Z Ha studiato fisica con Max Karl Planck ed Albert Einstein ed è stato il primo a liquefare l’elio. Dal 1951 è membro della Royal Society e pare abbia scritto molti altri libri importanti.
L E in questo cosa dice?
Z Vuoi ascoltarne qualche passo?
L Volentieri.
Z Proprio all’inizio, dice ad esempio: “Cinquecento anni fa quando le navi di Enrico il Navigatore si spinsero lungo la costa dell’Africa, nei primi passi verso il dominio del mondo, l’Europa era terribilmente povera in confronto alle grandi civiltà dell’Oriente, e presto sarebbe stata ulteriormente impoverita da guerre ed epidemie. Ma in quel momento erano state gettate le basi della futura ricchezza dell’Europa: le sue radici affondano in un’unica idea filosofica che oggi chiamiamo scienza e che è descritta in modo migliore dal suo vecchio nome di “filosofia della natura”” (13).
L Sono lieto di constatare che questo autore, diversamente da Singer, non solo colloca la sua nascita fra il XV e il XVI secolo, ma riconosce pure che la scienza, in ultima analisi, non è che un’idea.
Z In effetti sostiene, a chiare lettere, che la scienza, nella sua moderna accezione, non è “mai esistita prima”, essendo venuta alla luce “come qualcosa di totalmente nuovo”, come “una rivoluzione che ha plasmato la vita degli individui molto di più di qualsiasi altra idea precedente, comprese le grandi religioni” (14).
L Non c’è che dire, è così.
Z Tuttavia, se Singer si è detto in difficoltà circa il “quando” della scienza, circa cioè la data della sua nascita, Mendelssohn si dice invece in difficoltà circa il suo “perché”. Ascolta, ad esempio, quanto dice qui: “Ci si è chiesti spesso perché le grandi civiltà dell’Oriente non hanno sviluppato la scienza e la tecnologia. La risposta a questa domanda è stata data una volta da Einstein, il quale fece notare che si tratta di una domanda sbagliata. Il miracolo, egli disse, non era tanto che l’Oriente non fosse riuscito a creare la filosofia sperimentale quanto che l’Occidente lo avesse fatto. Comunque, perché ciò sia accaduto, resta un enigma che non è mai stato risolto: ad essere sinceri, semplicemente non lo sappiamo” (15).
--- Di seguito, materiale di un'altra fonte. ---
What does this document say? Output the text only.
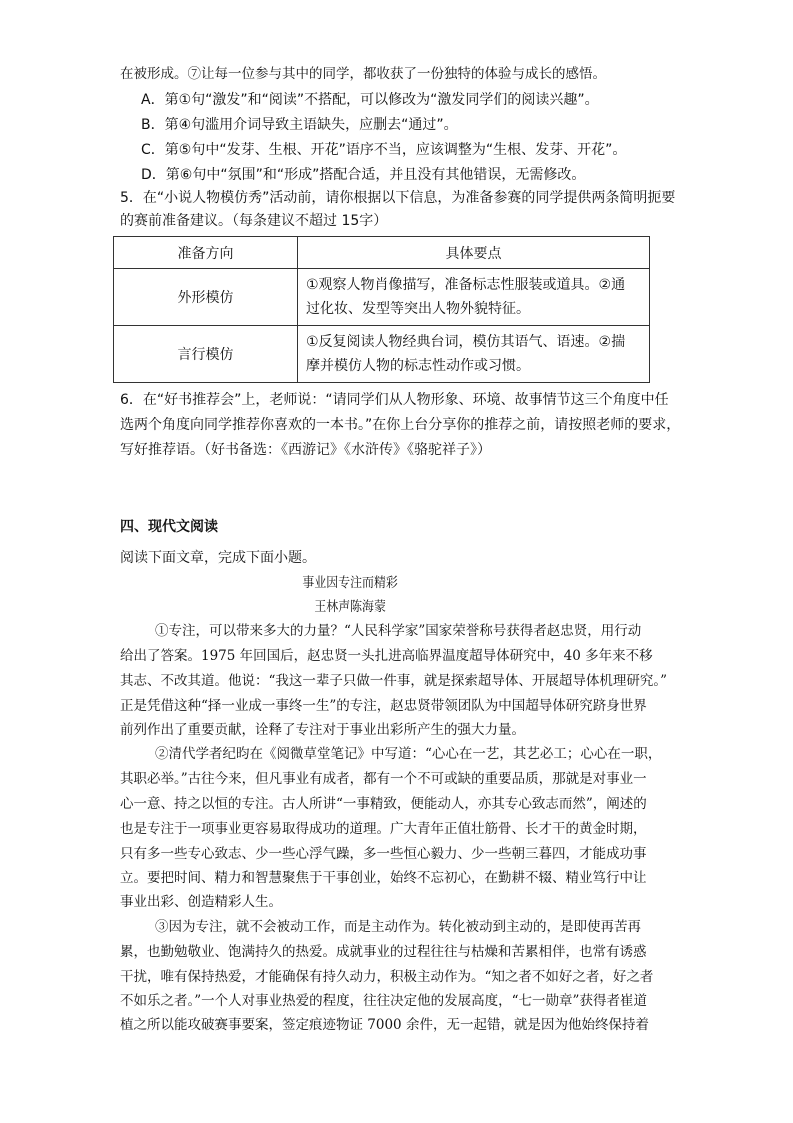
在被形成。⑦让每一位参与其中的同学，都收获了一份独特的体验与成长的感悟。
A．第①句“激发”和“阅读”不搭配，可以修改为“激发同学们的阅读兴趣”。
B．第④句滥用介词导致主语缺失，应删去“通过”。
C．第⑤句中“发芽、生根、开花”语序不当，应该调整为“生根、发芽、开花”。
D．第⑥句中“氛围”和“形成”搭配合适，并且没有其他错误，无需修改。
5．在“小说人物模仿秀”活动前，请你根据以下信息，为准备参赛的同学提供两条简明扼要
的赛前准备建议。（每条建议不超过 15字）
准备方向	具体要点
外形模仿	①观察人物肖像描写，准备标志性服装或道具。②通
过化妆、发型等突出人物外貌特征。

言行模仿	①反复阅读人物经典台词，模仿其语气、语速。②揣
摩并模仿人物的标志性动作或习惯。
6．在“好书推荐会”上，老师说：“请同学们从人物形象、环境、故事情节这三个角度中任
选两个角度向同学推荐你喜欢的一本书。”在你上台分享你的推荐之前，请按照老师的要求，
写好推荐语。（好书备选：《西游记》《水浒传》《骆驼祥子》）
四、现代文阅读
阅读下面文章，完成下面小题。
事业因专注而精彩
王林声陈海蒙
①专注，可以带来多大的力量？“人民科学家”国家荣誉称号获得者赵忠贤，用行动
给出了答案。1975 年回国后，赵忠贤一头扎进高临界温度超导体研究中，40 多年来不移
其志、不改其道。他说：“我这一辈子只做一件事，就是探索超导体、开展超导体机理研究。”
正是凭借这种“择一业成一事终一生”的专注，赵忠贤带领团队为中国超导体研究跻身世界
前列作出了重要贡献，诠释了专注对于事业出彩所产生的强大力量。
②清代学者纪昀在《阅微草堂笔记》中写道：“心心在一艺，其艺必工；心心在一职，
其职必举。”古往今来，但凡事业有成者，都有一个不可或缺的重要品质，那就是对事业一
心一意、持之以恒的专注。古人所讲“一事精致，便能动人，亦其专心致志而然”，阐述的
也是专注于一项事业更容易取得成功的道理。广大青年正值壮筋骨、长才干的黄金时期，
只有多一些专心致志、少一些心浮气躁，多一些恒心毅力、少一些朝三暮四，才能成功事
立。要把时间、精力和智慧聚焦于干事创业，始终不忘初心，在勤耕不辍、精业笃行中让
事业出彩、创造精彩人生。
③因为专注，就不会被动工作，而是主动作为。转化被动到主动的，是即使再苦再
累，也勤勉敬业、饱满持久的热爱。成就事业的过程往往与枯燥和苦累相伴，也常有诱惑
干扰，唯有保持热爱，才能确保有持久动力，积极主动作为。“知之者不如好之者，好之者
不如乐之者。”一个人对事业热爱的程度，往往决定他的发展高度，“七一勋章”获得者崔道
植之所以能攻破赛事要案，签定痕迹物证 7000 余件，无一起错，就是因为他始终保持着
L Viva la faccia della sincerità! Comunque non è facile, come abbiamo visto, rispondere a un interrogativo del genere.
Z Me ne sono ben reso conto!
L Come è possibile d’altronde digerire senza avere alcuna cognizione dei processi e delle leggi che regolano la digestione, così è possibile svolgere un’attività scientifica senza avere alcuna cognizione delle forze e delle leggi che ci consentono di farlo.
Z E come mangiando, per riprendere il tuo esempio, si è attenti piuttosto al cibo che non ai processi dell’alimentazione, così, indagando scientificamente, si è attenti piuttosto all’oggetto che non alle forze interiori che ne consentono appunto l’indagine.
L Sappi comunque, se t’interessa, che Steiner colloca la nascita della scienza tra il 1440, anno in cui viene pubblicato il De docta ignorantia di Nicola Cusano, e il 1543, anno in cui viene invece dato alle stampe il De revolutionibus orbium coelestium di Niccolò Copernico (16).
Z Anche per Steiner, dunque, la scienza, nella sua moderna accezione, non è mai esistita prima.
L E non è mai esistita prima perché non sono mai esistiti prima l’intelletto, con la sua coscienza rappresentativa, e la coscienza dell’io. Secondo Steiner, infatti, la nascita della scienza coincide con quella dell’“anima cosciente”: cioè a dire dell’autocoscienza.
Z Anche Mendelssohn sostiene un qualcosa del genere
L Ah sì, interessante!
Z Te lo leggo…ecco qui: “Le idee e i concetti scientifici sono fondamentalmente opera di singoli individui piuttosto che frutto dello sforzo collettivo di molti, e il successo del nostro mondo dipende, ormai, da secoli, dalle realizzazioni di geni isolati”.
L Ha ragione.
Z Senti ancora: “Uomini come quelli la cui vita e le cui opere costituiscono l’argomento di questo libro non sono mai esistiti in Oriente perché l’Oriente non avrebbe dato loro alcun incoraggiamento” (17).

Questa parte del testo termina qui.